Разозленный Кевин выскочил из комнаты. Над ним все смеялись. Все относились к нему, как к гадкому утенку. Но ведь он не заслуживал такого обращения. Пусть он некрасив, но разве за это можно ненавидеть? Все считают его глупым, но ведь это неправда. Возможно, он не знает еще всех вещей, которые происходят в жизни, но ведь ему только восемь лет. Откуда ему знать все? И почему в доме столько людей? Противные родственники уже изрядно надоели. Сколько же они будут здесь торчать?
Кевину захотелось побыть одному. Вот если бы они все куда-нибудь исчезли, хоть на часок, он бы мог делать все, что захочет: смотреть телевизор, есть пирожные. Его никто бы не ругал, не запрещал то то, то это!
Он стал обозленно прыгать, молотить по полу ногами.
— Я никогда не женюсь! Я хочу жить отдельно! Я хо-чу жить от-де-ль-но! — орал он.
Но никто не обращал на него внимания. Все были заняты исключительно своими делами.
* * *
Толстый, неповоротливый Баз упаковывал свои вещи. Джекки, старший из выводка Фрэнка и Ненси, возился со скорпионом Ролси, который жил у Маккальстеров уже несколько лет. Джекки был некрасивый кучерявый очкарик с неестественно большим треугольным носом и с тяжелым квадратным подбородком. Он даже не походил на своих родителей. Только поджатые тонкие губы подтверждали, что его родила Ненси Маккальстер. Ему шел уже девятнадцатый год, и Джекки считался вполне самостоятельным малым.
— А кто будет кормить скорпиона, когда мы уедем?
— Не беспокойся, — ответил Баз, — он уже наелся впрок. На две недели ему хватит.

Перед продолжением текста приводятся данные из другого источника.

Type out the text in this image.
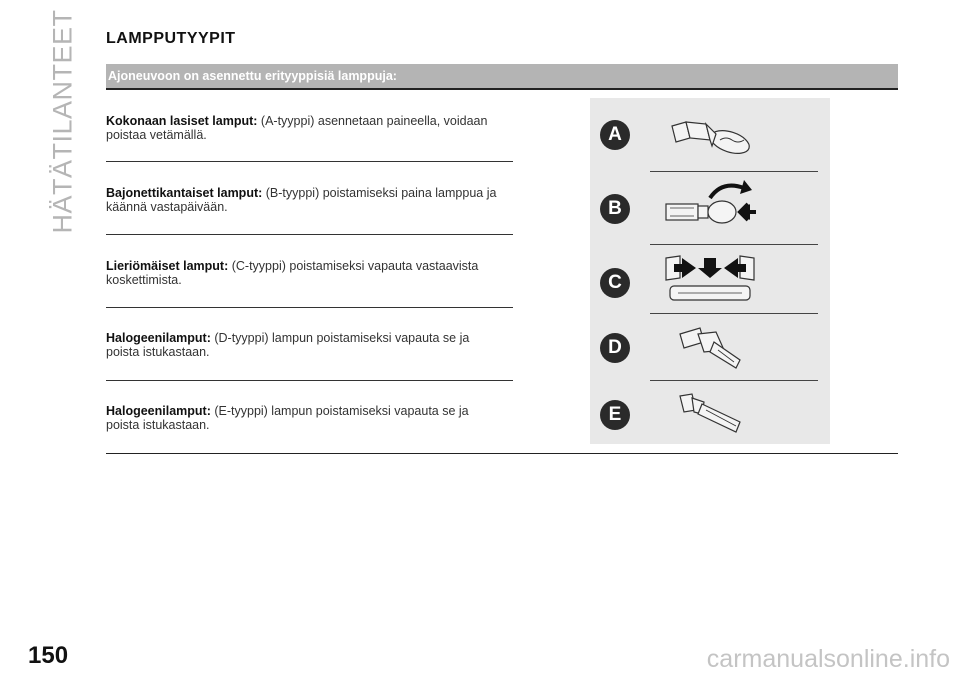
HÄTÄTILANTEET LAMPPUTYYPIT
Ajoneuvoon on asennettu erityyppisiä lamppuja:
Kokonaan lasiset lamput: (A-tyyppi) asennetaan paineella, voidaan
poistaa vetämällä.
Bajonettikantaiset lamput: (B-tyyppi) poistamiseksi paina lamppua ja
käännä vastapäivään.
Lieriömäiset lamput: (C-tyyppi) poistamiseksi vapauta vastaavista
koskettimista.
Halogeenilamput: (D-tyyppi) lampun poistamiseksi vapauta se ja
poista istukastaan.
Halogeenilamput: (E-tyyppi) lampun poistamiseksi vapauta se ja
poista istukastaan.
A
B
C
D
E
150	carmanualsonline.info
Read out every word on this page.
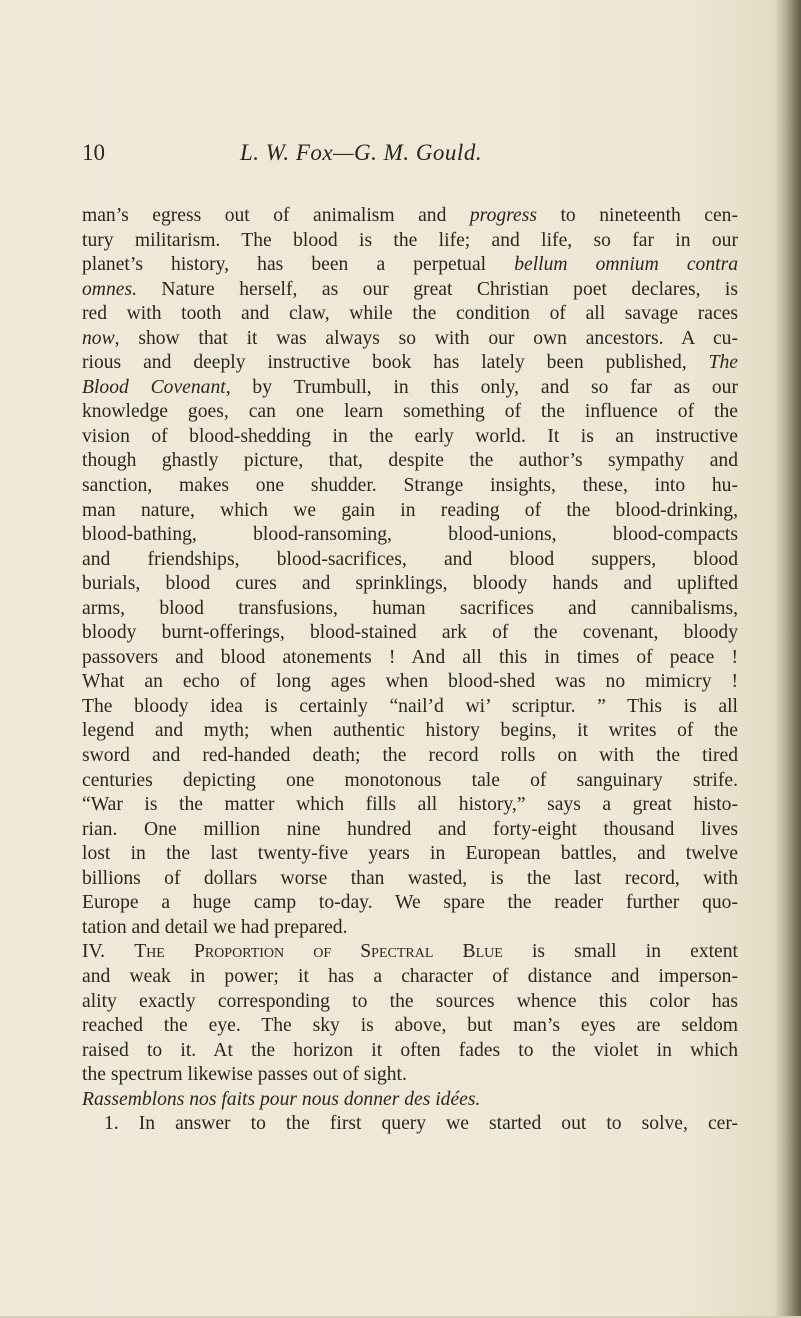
10	L. W. Fox—G. M. Gould.
man’s egress out of animalism and progress to nineteenth cen-
tury militarism. The blood is the life; and life, so far in our
planet’s history, has been a perpetual bellum omnium contra
omnes. Nature herself, as our great Christian poet declares, is
red with tooth and claw, while the condition of all savage races
now, show that it was always so with our own ancestors. A cu-
rious and deeply instructive book has lately been published, The
Blood Covenant, by Trumbull, in this only, and so far as our
knowledge goes, can one learn something of the influence of the
vision of blood-shedding in the early world. It is an instructive
though ghastly picture, that, despite the author’s sympathy and
sanction, makes one shudder. Strange insights, these, into hu-
man nature, which we gain in reading of the blood-drinking,
blood-bathing, blood-ransoming, blood-unions, blood-compacts
and friendships, blood-sacrifices, and blood suppers, blood
burials, blood cures and sprinklings, bloody hands and uplifted
arms, blood transfusions, human sacrifices and cannibalisms,
bloody burnt-offerings, blood-stained ark of the covenant, bloody
passovers and blood atonements ! And all this in times of peace !
What an echo of long ages when blood-shed was no mimicry !
The bloody idea is certainly “nail’d wi’ scriptur. ” This is all
legend and myth; when authentic history begins, it writes of the
sword and red-handed death; the record rolls on with the tired
centuries depicting one monotonous tale of sanguinary strife.
“War is the matter which fills all history,” says a great histo-
rian. One million nine hundred and forty-eight thousand lives
lost in the last twenty-five years in European battles, and twelve
billions of dollars worse than wasted, is the last record, with
Europe a huge camp to-day. We spare the reader further quo-
tation and detail we had prepared.
IV. The Proportion of Spectral Blue is small in extent
and weak in power; it has a character of distance and imperson-
ality exactly corresponding to the sources whence this color has
reached the eye. The sky is above, but man’s eyes are seldom
raised to it. At the horizon it often fades to the violet in which
the spectrum likewise passes out of sight.
Rassemblons nos faits pour nous donner des idées.
1. In answer to the first query we started out to solve, cer-
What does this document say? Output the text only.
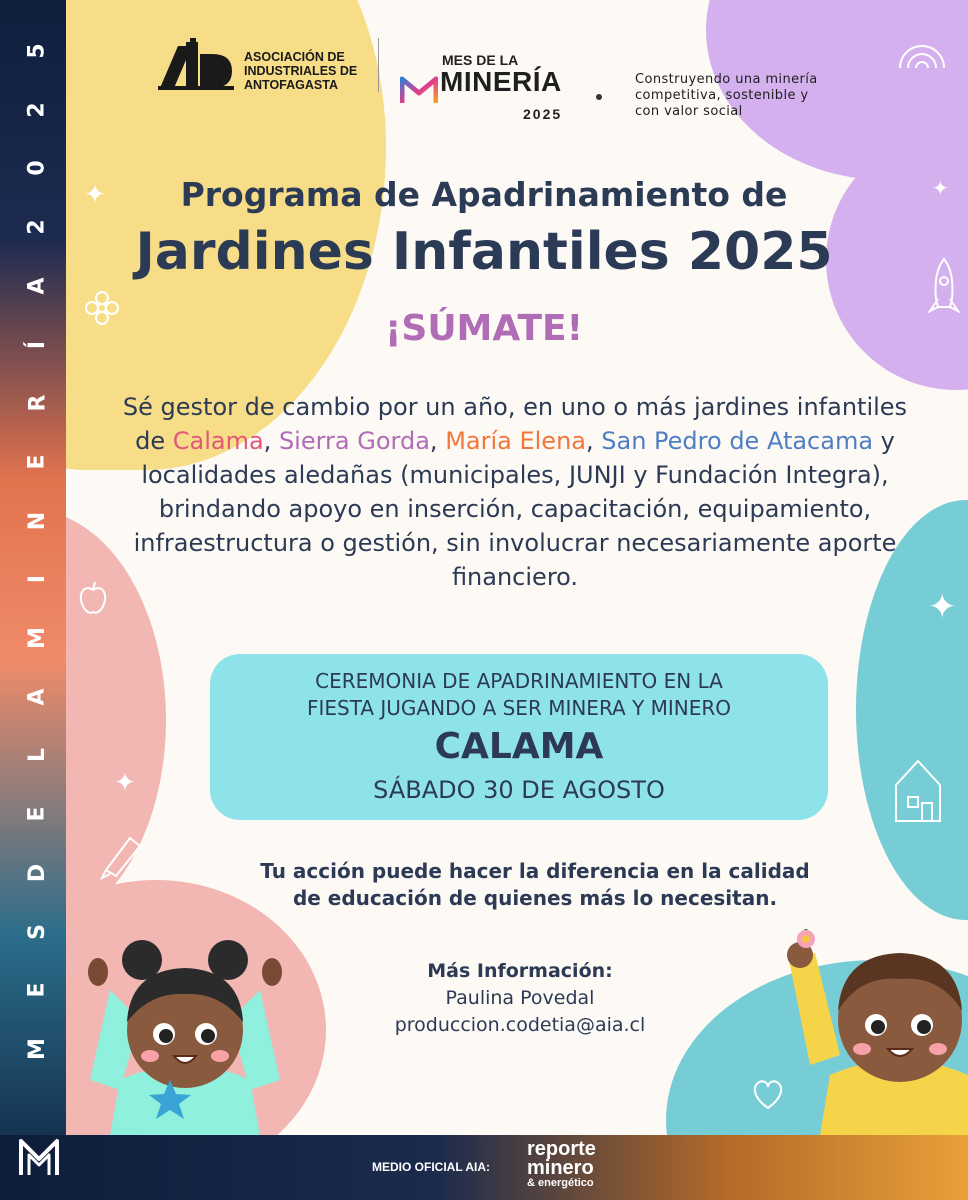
5
2
0
2
A
Í
R
E
N
I
M
A
L
E
D
S
E
M
ASOCIACIÓN DE
INDUSTRIALES DE
ANTOFAGASTA
MES DE LA
MINERÍA
2025
Construyendo una minería
competitiva, sostenible y
con valor social
✦	✦
✦
✦
Programa de Apadrinamiento de
Jardines Infantiles 2025
¡SÚMATE!
Sé gestor de cambio por un año, en uno o más jardines infantiles de Calama, Sierra Gorda, María Elena, San Pedro de Atacama y localidades aledañas (municipales, JUNJI y Fundación Integra), brindando apoyo en inserción, capacitación, equipamiento, infraestructura o gestión, sin involucrar necesariamente aporte financiero.
CEREMONIA DE APADRINAMIENTO EN LA
FIESTA JUGANDO A SER MINERA Y MINERO
CALAMA
SÁBADO 30 DE AGOSTO
Tu acción puede hacer la diferencia en la calidad
de educación de quienes más lo necesitan.
Más Información:
Paulina Povedal
produccion.codetia@aia.cl
MEDIO OFICIAL AIA:
reporte
minero
& energético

Уж кто-кто, а этот черствый толстяк никогда ни о ком не беспокоился. Всякие там волнения, переживания, вздохи-охи он считал лишней тратой времени и предпочитал заботиться только о себе.
— А это правда, что француженки своих собак не стригут? — Баз запихивал в сумку шерстяной свитер.
— Ну и что?
— Но у них же блохи!
— Блохи? Зимой? С ума сошел, что ли? — Джекки рассмеялся.
Кевин бесшумно вошел в комнату, тихонько подкрался к брату.
— Баз…
Тот, как всегда, скорчил недовольную мину. Младший отпрыск их семейства раздражал его. Он не любил брата со дня его рождения. Когда восемь лет назад, в холодный февральский день, родители принесли в дом белый кружевной сверток, отец протянул его Базу, а ему было тогда семь лет, и сказал:
— Это твой младший братишка. Поцелуй его.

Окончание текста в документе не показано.